Nada distaba más de su mente que la herencia de doña Luz; pero D. Acisclo sabía y aguardaba la venida de D. Gregorio, aunque ignorando a qué venía.
Poco antes de morir el Marqués, teniendo aún a la cabecera de la cama al cura D. Miguel, con quien acababa de confesarse, había hecho venir a su presencia al bueno de don Acisclo; y a solas con él y con el cura, exigió de D. Acisclo, bajo juramento de guardar el más profundo secreto, que cumpliría a su tiempo una comisión que iba a darle.
Don Acisclo prometió y juró ser muy sigiloso, y el Marqués dijo al cura que abriese un cajón de su bufete, donde encontraría una carta cerrada y sellada, que decía en el sobrescrito: A mi hija Luz.

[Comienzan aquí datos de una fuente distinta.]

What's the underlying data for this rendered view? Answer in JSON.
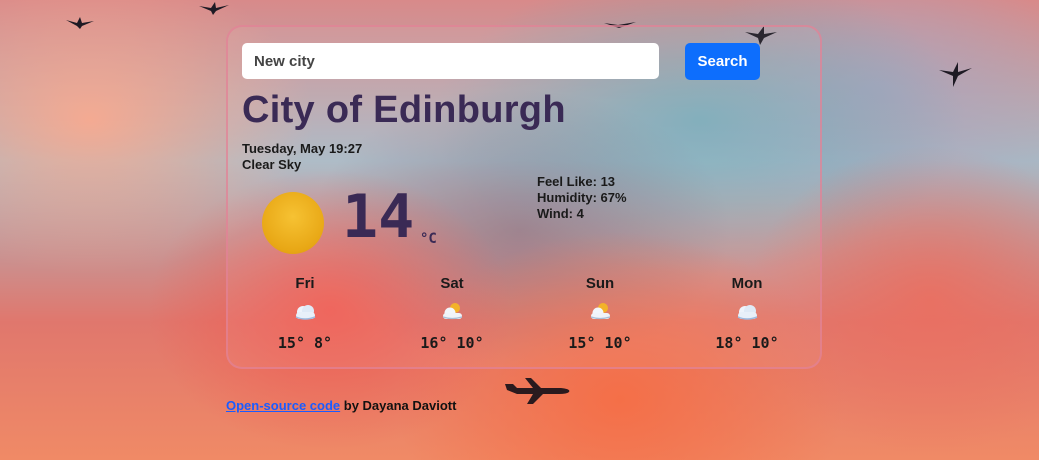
{
  "search": {
    "placeholder": "New city",
    "button_label": "Search"
  },
  "current": {
    "city": "City of Edinburgh",
    "date": "Tuesday, May 19:27",
    "description": "Clear Sky",
    "temperature": "14",
    "unit": "°C",
    "icon": "sun-icon",
    "feels_like": "Feel Like: 13",
    "humidity": "Humidity: 67%",
    "wind": "Wind: 4"
  },
  "forecast": [
    {
      "day": "Fri",
      "temps": "15° 8°",
      "icon": "cloudy-icon"
    },
    {
      "day": "Sat",
      "temps": "16° 10°",
      "icon": "partly-sunny-icon"
    },
    {
      "day": "Sun",
      "temps": "15° 10°",
      "icon": "partly-sunny-icon"
    },
    {
      "day": "Mon",
      "temps": "18° 10°",
      "icon": "cloudy-icon"
    }
  ],
  "footer": {
    "link_text": "Open-source code",
    "suffix": " by Dayana Daviott"
  },
  "colors": {
    "accent": "#0d6efd",
    "city_text": "#3a2a55",
    "sun": "#f2b824"
  }
}
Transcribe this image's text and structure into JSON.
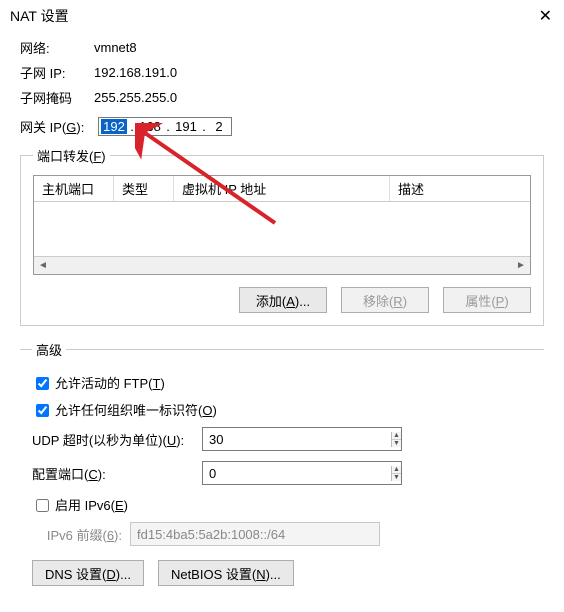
{
  "window": {
    "title": "NAT 设置"
  },
  "network": {
    "net_label": "网络:",
    "net_value": "vmnet8",
    "subnet_ip_label": "子网 IP:",
    "subnet_ip_value": "192.168.191.0",
    "mask_label": "子网掩码",
    "mask_value": "255.255.255.0",
    "gateway_label_pre": "网关 IP(",
    "gateway_label_hot": "G",
    "gateway_label_post": "):",
    "gateway_oct1": "192",
    "gateway_oct2": "168",
    "gateway_oct3": "191",
    "gateway_oct4": "2",
    "dot": "."
  },
  "portfwd": {
    "legend_pre": "端口转发(",
    "legend_hot": "F",
    "legend_post": ")",
    "col_host": "主机端口",
    "col_type": "类型",
    "col_vmip": "虚拟机 IP 地址",
    "col_desc": "描述",
    "scroll_left": "◄",
    "scroll_right": "►",
    "btn_add_pre": "添加(",
    "btn_add_hot": "A",
    "btn_add_post": ")...",
    "btn_remove_pre": "移除(",
    "btn_remove_hot": "R",
    "btn_remove_post": ")",
    "btn_prop_pre": "属性(",
    "btn_prop_hot": "P",
    "btn_prop_post": ")"
  },
  "advanced": {
    "legend": "高级",
    "ftp_pre": "允许活动的 FTP(",
    "ftp_hot": "T",
    "ftp_post": ")",
    "oui_pre": "允许任何组织唯一标识符(",
    "oui_hot": "O",
    "oui_post": ")",
    "udp_label_pre": "UDP 超时(以秒为单位)(",
    "udp_hot": "U",
    "udp_label_post": "):",
    "udp_value": "30",
    "port_label_pre": "配置端口(",
    "port_hot": "C",
    "port_label_post": "):",
    "port_value": "0",
    "ipv6_pre": "启用 IPv6(",
    "ipv6_hot": "E",
    "ipv6_post": ")",
    "ipv6_prefix_label_pre": "IPv6 前缀(",
    "ipv6_prefix_hot": "6",
    "ipv6_prefix_label_post": "):",
    "ipv6_prefix_value": "fd15:4ba5:5a2b:1008::/64",
    "btn_dns_pre": "DNS 设置(",
    "btn_dns_hot": "D",
    "btn_dns_post": ")...",
    "btn_nb_pre": "NetBIOS 设置(",
    "btn_nb_hot": "N",
    "btn_nb_post": ")..."
  }
}
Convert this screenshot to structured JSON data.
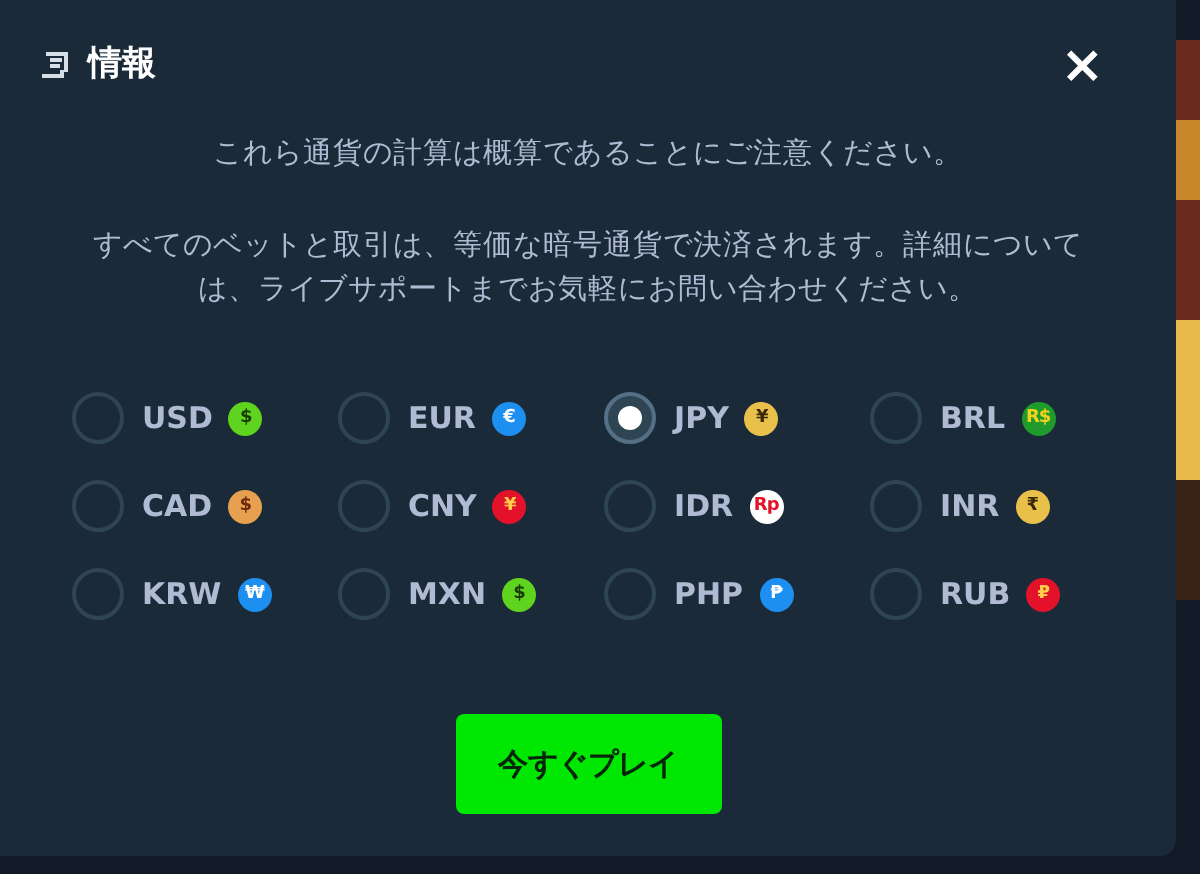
{
  "dialog": {
    "title": "情報",
    "close": "×"
  },
  "notes": [
    "これら通貨の計算は概算であることにご注意ください。",
    "すべてのベットと取引は、等価な暗号通貨で決済されます。詳細については、ライブサポートまでお気軽にお問い合わせください。"
  ],
  "currencies": [
    {
      "code": "USD",
      "symbol": "$",
      "color": "#5fd41f",
      "selected": false
    },
    {
      "code": "EUR",
      "symbol": "€",
      "color": "#1d8ff0",
      "selected": false
    },
    {
      "code": "JPY",
      "symbol": "¥",
      "color": "#e9c14a",
      "selected": true
    },
    {
      "code": "BRL",
      "symbol": "R$",
      "color": "#1f9a2c",
      "selected": false
    },
    {
      "code": "CAD",
      "symbol": "$",
      "color": "#e6a04f",
      "selected": false
    },
    {
      "code": "CNY",
      "symbol": "¥",
      "color": "#e3122a",
      "selected": false
    },
    {
      "code": "IDR",
      "symbol": "Rp",
      "color": "#ffffff",
      "selected": false
    },
    {
      "code": "INR",
      "symbol": "₹",
      "color": "#e9c14a",
      "selected": false
    },
    {
      "code": "KRW",
      "symbol": "₩",
      "color": "#1d8ff0",
      "selected": false
    },
    {
      "code": "MXN",
      "symbol": "$",
      "color": "#5fd41f",
      "selected": false
    },
    {
      "code": "PHP",
      "symbol": "₱",
      "color": "#1d8ff0",
      "selected": false
    },
    {
      "code": "RUB",
      "symbol": "₽",
      "color": "#e3122a",
      "selected": false
    }
  ],
  "play_button": "今すぐプレイ"
}
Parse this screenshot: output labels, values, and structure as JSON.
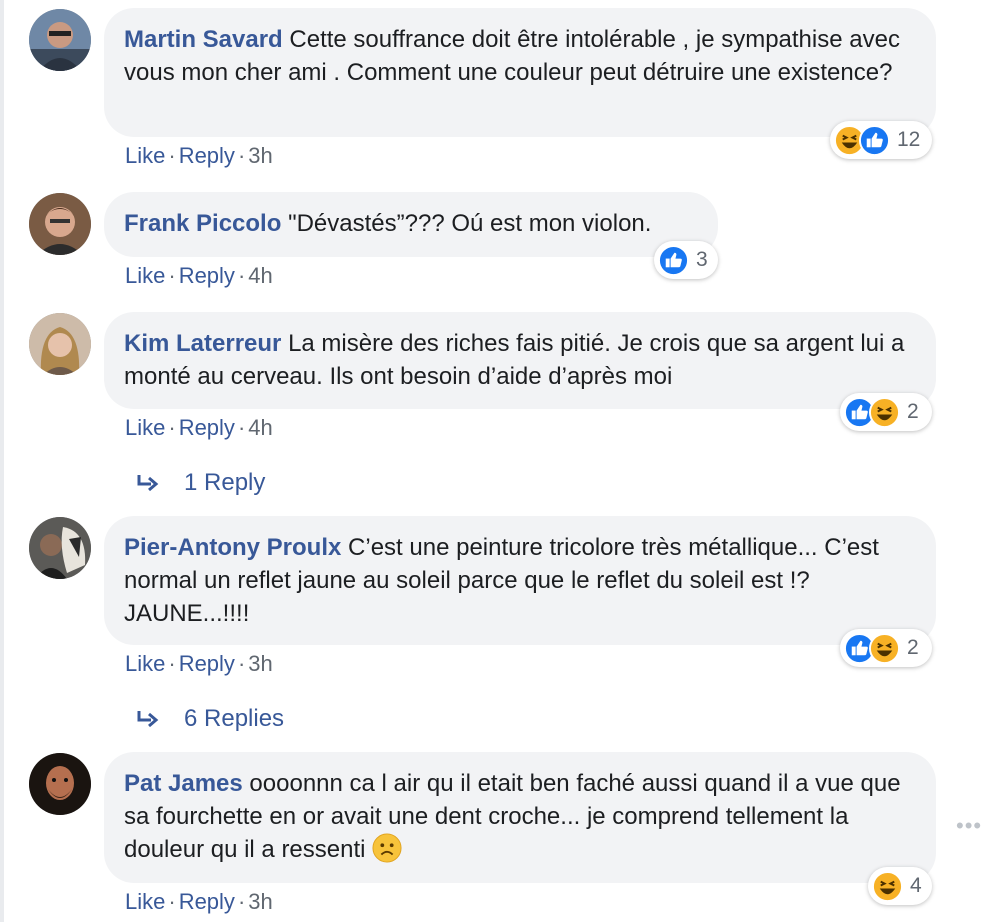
{
  "comments": [
    {
      "author": "Martin Savard",
      "text": "Cette souffrance doit être intolérable , je sympathise avec vous mon cher ami . Comment une couleur peut détruire une existence?",
      "like": "Like",
      "reply": "Reply",
      "time": "3h",
      "reactions": [
        "haha-icon",
        "like-icon"
      ],
      "reaction_count": "12"
    },
    {
      "author": "Frank Piccolo",
      "text": "\"Dévastés”??? Oú est mon violon.",
      "like": "Like",
      "reply": "Reply",
      "time": "4h",
      "reactions": [
        "like-icon"
      ],
      "reaction_count": "3"
    },
    {
      "author": "Kim Laterreur",
      "text": "La misère des riches fais pitié. Je crois que sa argent lui a monté au cerveau. Ils ont besoin d’aide d’après moi",
      "like": "Like",
      "reply": "Reply",
      "time": "4h",
      "reactions": [
        "like-icon",
        "haha-icon"
      ],
      "reaction_count": "2",
      "replies_label": "1 Reply"
    },
    {
      "author": "Pier-Antony Proulx",
      "text": "C’est une peinture tricolore très métallique... C’est normal un reflet jaune au soleil parce que le reflet du soleil est !? JAUNE...!!!!",
      "like": "Like",
      "reply": "Reply",
      "time": "3h",
      "reactions": [
        "like-icon",
        "haha-icon"
      ],
      "reaction_count": "2",
      "replies_label": "6 Replies"
    },
    {
      "author": "Pat James",
      "text": "oooonnn ca l air qu il etait ben faché aussi quand il a vue que sa fourchette en or avait une dent croche... je comprend tellement la douleur qu il a ressenti",
      "inline_emoji": "frowning-face-emoji",
      "like": "Like",
      "reply": "Reply",
      "time": "3h",
      "reactions": [
        "haha-icon"
      ],
      "reaction_count": "4"
    }
  ],
  "more_options": "•••",
  "colors": {
    "link": "#385898",
    "bubble": "#f2f3f5",
    "meta": "#606770",
    "like_blue": "#1877f2",
    "haha_yellow": "#f7b125"
  }
}
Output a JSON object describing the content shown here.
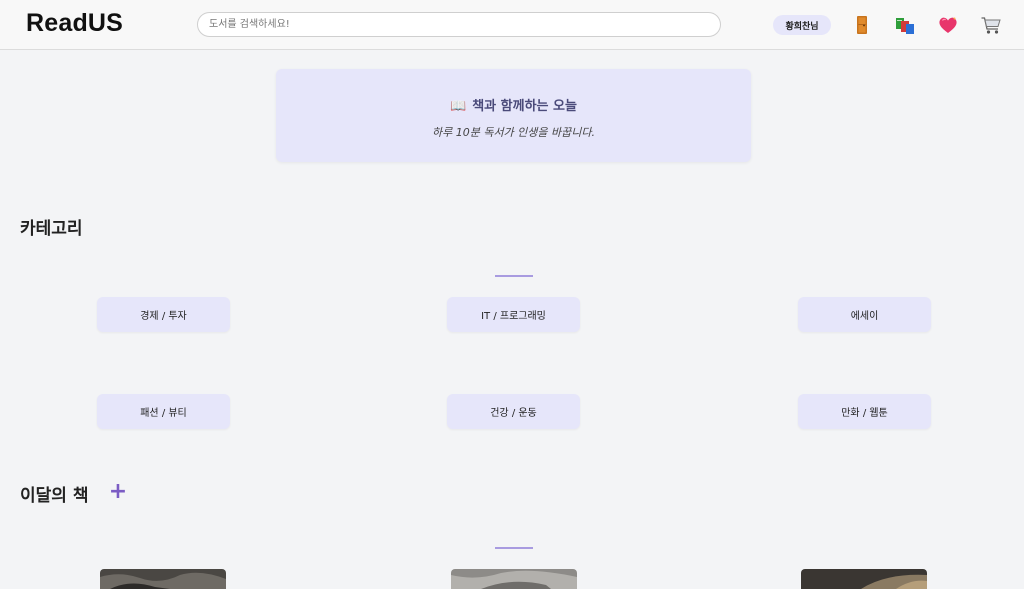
{
  "header": {
    "logo": "ReadUS",
    "search_placeholder": "도서를 검색하세요!",
    "user_name": "황희찬님",
    "icons": [
      "door-icon",
      "books-icon",
      "heart-icon",
      "cart-icon"
    ]
  },
  "banner": {
    "title": "책과 함께하는 오늘",
    "subtitle": "하루 10분 독서가 인생을 바꿉니다."
  },
  "categories": {
    "title": "카테고리",
    "items": [
      {
        "label": "경제 / 투자"
      },
      {
        "label": "IT / 프로그래밍"
      },
      {
        "label": "에세이"
      },
      {
        "label": "패션 / 뷰티"
      },
      {
        "label": "건강 / 운동"
      },
      {
        "label": "만화 / 웹툰"
      }
    ]
  },
  "monthly": {
    "title": "이달의 책",
    "plus": "+"
  },
  "colors": {
    "accent": "#e6e6fa",
    "divider": "#a89be0",
    "plus": "#7b5cc4"
  }
}
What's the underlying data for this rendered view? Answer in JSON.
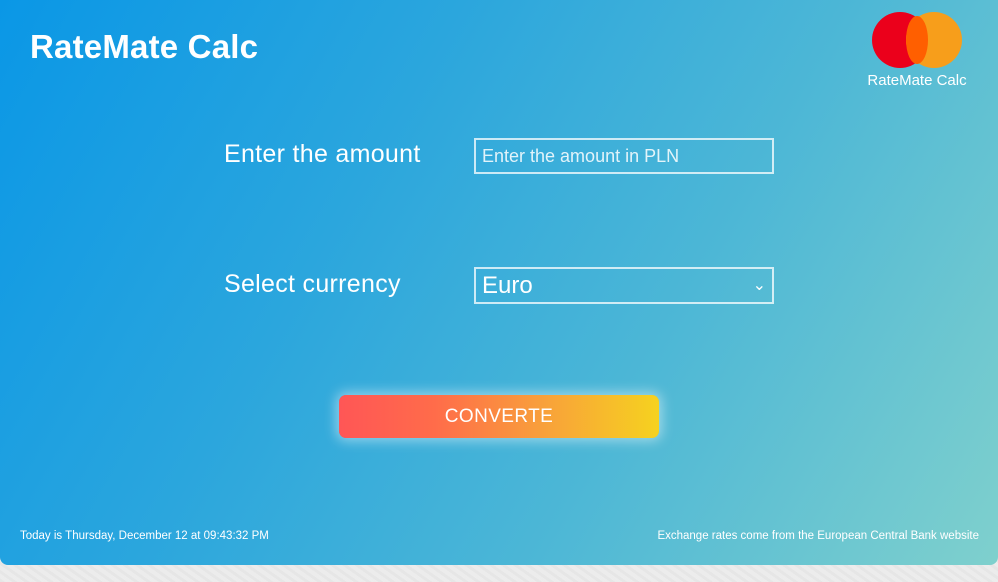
{
  "header": {
    "app_title": "RateMate Calc"
  },
  "logo": {
    "caption": "RateMate Calc",
    "icon": "two-overlapping-circles-logo",
    "colors": {
      "left_circle": "#eb001b",
      "right_circle": "#f79e1b",
      "overlap": "#ff5f00"
    }
  },
  "form": {
    "amount_label": "Enter the amount",
    "amount_placeholder": "Enter the amount in PLN",
    "amount_value": "",
    "currency_label": "Select currency",
    "currency_selected": "Euro",
    "currency_chevron_icon": "chevron-down-icon",
    "convert_label": "CONVERTE"
  },
  "footer": {
    "date_text": "Today is Thursday, December 12 at 09:43:32 PM",
    "source_text": "Exchange rates come from the European Central Bank website"
  },
  "colors": {
    "background_start": "#0a97e6",
    "background_end": "#7fd0cd",
    "button_start": "#ff5656",
    "button_end": "#f6d21f"
  }
}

El cura encontró luego la carta, y entonces, exigiendo también del cura que no hablase de aquella carta con nadie, considerándola como secreto de confesión, el Marqués le recomendó que la custodiase y no la entregase sino a D. Acisclo, el cual no había de pedírsela hasta que viniese a Villafría un señor llamado D. Gregorio Salinas, o hasta que pasasen dos meses de la muerte de una señora que vivía en Madrid, llamada la Condesa de Fajalauza. Para esto, D. Acisclo debía tener con cautela y discreción a algún sujeto en Madrid encargado de avisarle cuando muriese la Condesa, y no bien cumplida cualquiera de las dos condiciones, D. Acisclo había de tomar la carta y llevársela a doña Luz. Caso del fallecimiento del cura, la carta debía pasar a poder de D. Acisclo, y caso de fallecer éste, él mismo debía designar a persona que le sustituyera en el encargo de entregar la carta misteriosa.
Don Acisclo tenía, aunque envuelta en el debido respeto, tan mala opinión del juicio de su pobre y arruinado amo, que, a pesar de toda la solemnidad de lo que le encargaba, no quiso darle importancia alguna, y lo que menos le pasó por la cabeza fue que aquella carta pudiese tener relación con algo que se pareciese a dinero. Don Acisclo dio por evidente que tal carta sería una nueva tontería del Marqués.
Sin embargo, según queda dicho ya varias veces, don Acisclo era un varón recto y temeroso de Dios; jamás faltaba a la probidad ni a la justicia, tratando de conciliarlas con su medro; y cumplía fielmente los encargos cuando el cumplirlos costaba poco o nada.
Así fue que guardó el secreto de la carta durante años y años, y tuvo siempre encomendado a un amigo de Madrid que le notificase la muerte de la Condesa.
Ya hacía más de dos semanas que D. Acisclo había recibido noticia de dicha muerte, y estaba aguardando el término de los dos meses o la venida de don Gregorio.